The Chartered Institute of Environmental Health (CIEH) has voiced its concern over the alarming findings by the Resolution Foundation which states that over one in three households across England will be paying higher energy bills this winter compared to last. Disturbingly, this statistic includes nearly half of the nation's poorest families.
As the professional voice for environmental health, CIEH are specifically concerned about the impact this may have on public health and associated costs for our health service. We know that cold homes pose a significant risk to health, increasing the risk of chronic ill-health such as respiratory infections, cardiovascular health, the onset of asthma as well as a higher risk of stroke. According to Age UK, cold homes are costing the NHS in England £1.36 billion every year.
The recent "Manifesto for Environmental Health 2023" published by the CIEH underscores the pressing need to improve energy efficiency standards in homes, ensuring they are environmentally sustainable and cost-effective for residents. The manifesto further emphasises the commitment to promoting better indoor and outdoor air quality and addressing poor housing conditions, such as damp and mould.
The implications of inefficient energy use aren't confined simply to monetary concerns. Inadequate insulation and heating can lead to damp and mould, compromising indoor air quality and posing significant health risks, especially for children and the elderly, as illustrated in the tragic case of the recent death of 2-year-old Awaab Ishak due to a respiratory condition caused by prolonged exposure to the mould in his family’s flat.

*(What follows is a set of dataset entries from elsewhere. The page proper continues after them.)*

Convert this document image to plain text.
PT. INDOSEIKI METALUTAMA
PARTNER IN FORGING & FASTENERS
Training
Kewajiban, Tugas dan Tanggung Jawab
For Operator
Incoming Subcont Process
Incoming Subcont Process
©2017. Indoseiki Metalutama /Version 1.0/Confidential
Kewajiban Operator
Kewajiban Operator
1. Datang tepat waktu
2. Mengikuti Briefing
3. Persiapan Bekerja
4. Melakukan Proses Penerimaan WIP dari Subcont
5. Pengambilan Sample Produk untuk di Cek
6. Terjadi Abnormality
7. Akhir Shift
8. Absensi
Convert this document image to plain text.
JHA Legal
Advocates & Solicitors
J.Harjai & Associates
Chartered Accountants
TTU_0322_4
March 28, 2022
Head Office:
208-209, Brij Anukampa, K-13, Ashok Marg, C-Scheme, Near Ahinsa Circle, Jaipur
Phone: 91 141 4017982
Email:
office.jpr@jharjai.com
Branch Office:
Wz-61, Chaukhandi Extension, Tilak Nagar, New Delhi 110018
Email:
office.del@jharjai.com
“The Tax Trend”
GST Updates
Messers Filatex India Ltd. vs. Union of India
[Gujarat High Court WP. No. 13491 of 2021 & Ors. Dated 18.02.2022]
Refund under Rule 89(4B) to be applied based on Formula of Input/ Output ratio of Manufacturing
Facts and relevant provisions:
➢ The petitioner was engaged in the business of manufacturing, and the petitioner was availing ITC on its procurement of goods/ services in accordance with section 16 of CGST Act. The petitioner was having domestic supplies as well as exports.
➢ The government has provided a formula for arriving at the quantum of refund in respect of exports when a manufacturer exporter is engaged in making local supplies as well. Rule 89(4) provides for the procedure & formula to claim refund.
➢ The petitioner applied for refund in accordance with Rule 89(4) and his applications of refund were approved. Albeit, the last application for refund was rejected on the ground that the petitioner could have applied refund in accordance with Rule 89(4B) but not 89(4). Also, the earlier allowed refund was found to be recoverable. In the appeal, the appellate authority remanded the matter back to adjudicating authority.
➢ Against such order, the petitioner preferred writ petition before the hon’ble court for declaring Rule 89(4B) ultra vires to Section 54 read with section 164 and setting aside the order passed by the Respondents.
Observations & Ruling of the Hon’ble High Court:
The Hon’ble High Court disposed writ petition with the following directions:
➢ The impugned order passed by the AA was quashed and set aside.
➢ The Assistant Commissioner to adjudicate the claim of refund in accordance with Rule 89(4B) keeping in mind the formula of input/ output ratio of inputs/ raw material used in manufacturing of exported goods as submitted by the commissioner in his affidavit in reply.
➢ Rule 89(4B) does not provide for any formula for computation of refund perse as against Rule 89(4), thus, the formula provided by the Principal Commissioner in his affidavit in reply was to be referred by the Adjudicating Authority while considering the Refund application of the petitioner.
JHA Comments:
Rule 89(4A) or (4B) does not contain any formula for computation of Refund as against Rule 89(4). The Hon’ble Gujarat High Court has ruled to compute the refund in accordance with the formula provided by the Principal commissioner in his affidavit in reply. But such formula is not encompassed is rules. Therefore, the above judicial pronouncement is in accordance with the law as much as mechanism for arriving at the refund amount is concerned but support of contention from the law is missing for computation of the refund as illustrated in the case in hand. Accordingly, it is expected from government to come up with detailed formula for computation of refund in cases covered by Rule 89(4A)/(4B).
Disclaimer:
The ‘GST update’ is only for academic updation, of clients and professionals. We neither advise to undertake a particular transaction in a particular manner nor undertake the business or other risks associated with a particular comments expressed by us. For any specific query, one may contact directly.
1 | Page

EHOs have a crucial role to play in protecting vulnerable people in all types of tenure against poor housing conditions in inspecting and enforcing housing regulations to ensure social housing is safe, habitable, and warm.
CIEH urge policymakers to heed the warnings outlined in the report from the Resolution Foundation and take urgent action by providing targeted energy efficiency measures to households most in need ahead of this coming winter.
Louise Hosking, Executive Director of Environmental Health at CIEH, said:
"The rise in energy bills is not just a financial issue, but an environmental health concern. Cold homes can lead to health issues, particularly in vulnerable groups. Our Manifesto for Environmental Health clearly outlines the need for homes that are not only energy efficient but also promote good public health through optimal air quality.
As recent tragic cases have highlighted, cold homes pose a significant risk to public. Therefore, we urge policymakers to recognise these risks and to act urgently ahead of the winter months.”